Diag. 7 shows a good drill with which to work on block destruction (Triangle Drill). Backers will step toward the blocker and shed them, re-gather, step to the other blocker, and re-gather. 

 

Pursuit (Diag. 8):

Firestone Diagram 8
Diagram 8

We have our linebackers set up in the correct alignment to cover all gaps at the snap.  Once the ball is snapped, the backers must attack the ball down hill and push it to the sidelines, not giving up a cutback lane (Diag. 8). 

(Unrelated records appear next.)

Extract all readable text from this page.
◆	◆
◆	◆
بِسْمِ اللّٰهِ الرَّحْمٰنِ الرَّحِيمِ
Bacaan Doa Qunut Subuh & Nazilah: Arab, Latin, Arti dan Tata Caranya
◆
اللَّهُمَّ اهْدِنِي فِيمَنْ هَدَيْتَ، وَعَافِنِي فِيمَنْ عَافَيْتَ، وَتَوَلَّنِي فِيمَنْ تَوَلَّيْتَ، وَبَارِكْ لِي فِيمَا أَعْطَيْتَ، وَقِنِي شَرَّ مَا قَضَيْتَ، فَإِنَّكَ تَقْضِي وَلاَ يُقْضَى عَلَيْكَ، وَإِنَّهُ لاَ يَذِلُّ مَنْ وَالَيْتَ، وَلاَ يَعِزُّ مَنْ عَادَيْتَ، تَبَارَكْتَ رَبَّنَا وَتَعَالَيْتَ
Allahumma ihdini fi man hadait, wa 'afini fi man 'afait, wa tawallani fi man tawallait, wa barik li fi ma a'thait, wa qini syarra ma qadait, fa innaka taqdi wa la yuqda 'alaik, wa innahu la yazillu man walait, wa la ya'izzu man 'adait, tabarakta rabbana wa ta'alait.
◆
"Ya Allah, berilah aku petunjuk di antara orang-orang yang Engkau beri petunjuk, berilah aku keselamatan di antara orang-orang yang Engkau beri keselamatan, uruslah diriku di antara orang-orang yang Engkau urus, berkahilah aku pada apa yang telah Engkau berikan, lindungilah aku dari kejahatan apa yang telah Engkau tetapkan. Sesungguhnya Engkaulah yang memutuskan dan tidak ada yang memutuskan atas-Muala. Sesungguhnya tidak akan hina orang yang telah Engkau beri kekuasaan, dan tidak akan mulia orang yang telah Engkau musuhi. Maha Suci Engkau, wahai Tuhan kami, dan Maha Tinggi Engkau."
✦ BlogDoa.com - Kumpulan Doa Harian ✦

One way to stress this pursuit are pursuit drills with the linebackers and entire defense (Diag. 9).   

Firestone Diagram 9
Diagram 9

Tackle:

Backers will tackle the ball-carriers when possible, chest-to-chest. 

Linebackers will be taught to tackle with the use of four steps: Lock, Load, Fire, and Finish. 

First, Lock their eyes on the ball carrier's number. 

Then Load by getting into position to make a tackle with their knees and waist bent and their arms at their hips. 

Then Fire into the ball carrier, putting their number on the ball carrier's number and throwing both arms, as in upper cutting. 

Finish the tackle by grabbing high cloth and trying to step on the ball- carrier's toes.